In one of the latest editions of Dabiq, which is the Islamic State’s magazine for recruitment purposes, the so-called “Umm Sumayyah Al-Muhajirah” explains why she and other women have chosen to join ISIS: “The opponents often repeat that those who perform hijrah to the Islamic State belong to a marginalized class in their former lands, living in difficult conditions between unemployment, poverty, family problems, and psychological disorders. But I saw something contrary! I saw sisters who divorced the Dunyā and came to their Lord, striving. I saw sisters who abstained from a life of luxury and abundant wealth. I saw sisters who abandoned a beautiful home and luxurious car, and ran for the cause of their Lord.”

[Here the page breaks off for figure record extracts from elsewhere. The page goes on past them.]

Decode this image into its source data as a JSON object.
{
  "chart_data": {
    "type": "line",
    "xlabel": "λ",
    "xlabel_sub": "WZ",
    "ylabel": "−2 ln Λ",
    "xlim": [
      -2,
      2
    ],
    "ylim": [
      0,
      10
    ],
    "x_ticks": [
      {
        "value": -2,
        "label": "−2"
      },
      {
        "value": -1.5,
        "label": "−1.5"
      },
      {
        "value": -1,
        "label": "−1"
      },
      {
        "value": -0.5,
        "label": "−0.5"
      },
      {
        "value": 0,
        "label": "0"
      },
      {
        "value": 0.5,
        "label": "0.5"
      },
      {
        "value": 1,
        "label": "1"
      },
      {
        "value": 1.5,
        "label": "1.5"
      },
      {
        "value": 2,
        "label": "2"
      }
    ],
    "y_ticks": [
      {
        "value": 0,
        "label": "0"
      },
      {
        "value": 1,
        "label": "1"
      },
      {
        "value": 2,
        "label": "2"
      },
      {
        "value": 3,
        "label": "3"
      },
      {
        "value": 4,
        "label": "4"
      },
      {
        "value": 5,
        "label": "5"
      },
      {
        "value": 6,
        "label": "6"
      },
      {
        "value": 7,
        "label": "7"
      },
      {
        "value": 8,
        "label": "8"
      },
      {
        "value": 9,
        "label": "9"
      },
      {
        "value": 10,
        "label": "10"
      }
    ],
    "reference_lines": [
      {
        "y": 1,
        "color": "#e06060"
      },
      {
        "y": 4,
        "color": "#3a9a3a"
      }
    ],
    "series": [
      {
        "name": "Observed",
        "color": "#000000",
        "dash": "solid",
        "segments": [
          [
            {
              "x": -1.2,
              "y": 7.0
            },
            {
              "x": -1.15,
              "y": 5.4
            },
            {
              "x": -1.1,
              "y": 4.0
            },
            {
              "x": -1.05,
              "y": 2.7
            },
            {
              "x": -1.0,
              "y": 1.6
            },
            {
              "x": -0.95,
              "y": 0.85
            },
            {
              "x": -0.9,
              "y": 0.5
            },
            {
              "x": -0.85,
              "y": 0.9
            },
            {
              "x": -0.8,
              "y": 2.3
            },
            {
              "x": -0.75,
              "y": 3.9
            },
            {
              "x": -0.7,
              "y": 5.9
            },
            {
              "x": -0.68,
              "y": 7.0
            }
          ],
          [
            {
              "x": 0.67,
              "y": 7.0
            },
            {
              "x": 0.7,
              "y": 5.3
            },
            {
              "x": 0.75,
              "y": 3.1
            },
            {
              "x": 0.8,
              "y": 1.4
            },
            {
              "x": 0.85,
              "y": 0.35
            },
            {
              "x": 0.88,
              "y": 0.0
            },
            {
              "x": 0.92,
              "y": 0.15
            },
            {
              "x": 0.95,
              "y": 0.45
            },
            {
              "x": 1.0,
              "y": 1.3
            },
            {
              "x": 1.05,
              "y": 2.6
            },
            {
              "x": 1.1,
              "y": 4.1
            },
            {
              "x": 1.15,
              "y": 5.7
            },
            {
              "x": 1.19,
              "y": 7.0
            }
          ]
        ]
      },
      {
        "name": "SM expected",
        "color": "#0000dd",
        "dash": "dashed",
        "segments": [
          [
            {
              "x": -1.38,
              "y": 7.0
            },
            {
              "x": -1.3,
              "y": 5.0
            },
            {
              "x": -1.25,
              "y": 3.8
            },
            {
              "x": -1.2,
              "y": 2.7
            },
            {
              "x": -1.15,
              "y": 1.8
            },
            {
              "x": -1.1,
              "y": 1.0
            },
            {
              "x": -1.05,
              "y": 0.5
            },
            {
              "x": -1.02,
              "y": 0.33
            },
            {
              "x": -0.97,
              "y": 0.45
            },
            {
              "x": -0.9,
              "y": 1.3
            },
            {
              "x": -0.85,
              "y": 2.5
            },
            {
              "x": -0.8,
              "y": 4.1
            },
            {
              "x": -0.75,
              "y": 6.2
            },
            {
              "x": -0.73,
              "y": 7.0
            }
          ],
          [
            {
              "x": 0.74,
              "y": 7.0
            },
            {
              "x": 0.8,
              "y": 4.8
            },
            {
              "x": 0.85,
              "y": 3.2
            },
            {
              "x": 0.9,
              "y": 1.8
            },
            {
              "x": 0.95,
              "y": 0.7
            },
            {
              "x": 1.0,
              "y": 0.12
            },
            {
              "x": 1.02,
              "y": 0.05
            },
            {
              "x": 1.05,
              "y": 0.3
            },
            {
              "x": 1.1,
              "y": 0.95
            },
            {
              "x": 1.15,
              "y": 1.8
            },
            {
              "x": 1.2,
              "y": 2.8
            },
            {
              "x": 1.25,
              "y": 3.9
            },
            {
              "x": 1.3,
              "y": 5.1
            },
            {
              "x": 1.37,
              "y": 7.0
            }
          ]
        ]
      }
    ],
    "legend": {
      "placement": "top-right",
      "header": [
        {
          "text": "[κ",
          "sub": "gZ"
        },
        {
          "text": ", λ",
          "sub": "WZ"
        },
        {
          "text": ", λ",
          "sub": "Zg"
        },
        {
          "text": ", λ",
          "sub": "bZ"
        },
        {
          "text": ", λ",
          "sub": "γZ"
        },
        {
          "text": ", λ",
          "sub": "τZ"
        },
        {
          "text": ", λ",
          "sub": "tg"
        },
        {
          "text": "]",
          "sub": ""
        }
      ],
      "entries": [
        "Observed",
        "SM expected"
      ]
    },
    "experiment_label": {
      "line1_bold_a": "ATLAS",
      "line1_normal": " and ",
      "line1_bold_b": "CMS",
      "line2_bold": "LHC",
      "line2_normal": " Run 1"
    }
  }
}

It is a huge irony that while the Islamic State claims to shun a life of wealth, Western politicians claim that those who fight for them are not wealthy enough.
Another response from the West that seems to be overreaching are proposals for religious tests in our refugee policies to reject Muslims and only welcome Christians and other religious minorities. While this might be out of concern for those Christians and Yazidis fleeing Syria and Iraq, it runs the risk of penalizing “innocent women and children who are fleeing from murderous barbarians simply because they’re not Christians,” as Russell Moore, president of the Ethics and Religious Liberty Commission of the Southern Baptist Convention, said recently. While some of the theological convictions of potential Islamic terrorists may overlap to some degree with other Muslims, it is hardly an argument against excluding all Muslims from seeking refuge, as it is an example of a faulty generalization. There is also evidence that shows that radicalization has happened after immigration due to attending mosques in the new home country or listening to messages online, which has been the case in Sweden. Radicalization isn’t always hindered by closed borders.
Proposals for religious tests also enlarge the role of the government over the individual. Right now, religious convictions are outside the jurisdiction of the state. If the state would enact religious tests in the area of immigration, there wouldn’t be any warrant against religious tests in other political areas.
There is an irony in the fact that politicians who normally argue for smaller government would now argue for bigger government.
Western countries are running out of time. According to Dr. Magnus Ranstorp, Research Director at the Center for Asymmetric Threat Studies (CATS) at the Swedish National Defense College, radicalization and the support for terror groups like the Islamic State have been growing among young Muslims in cities like Stockholm, Gothenburg, Malmö, and Örebro for a long time. He and other researchers and journalists have for a number of years tried to bring this to the attention of Swedish politicians, but haven’t seen much interest. Therefore, it is due time that Western politicians agree to engage with the hard questions and not to settle for reductionist answers.
Jacob Rudolfsson is the deputy general secretary of the Swedish Evangelical Alliance.
This piece was originally authored on November 30, 2015 for the Religious Freedom Project at Georgetown's Berkley Center for Religion, Peace, and World Affairs.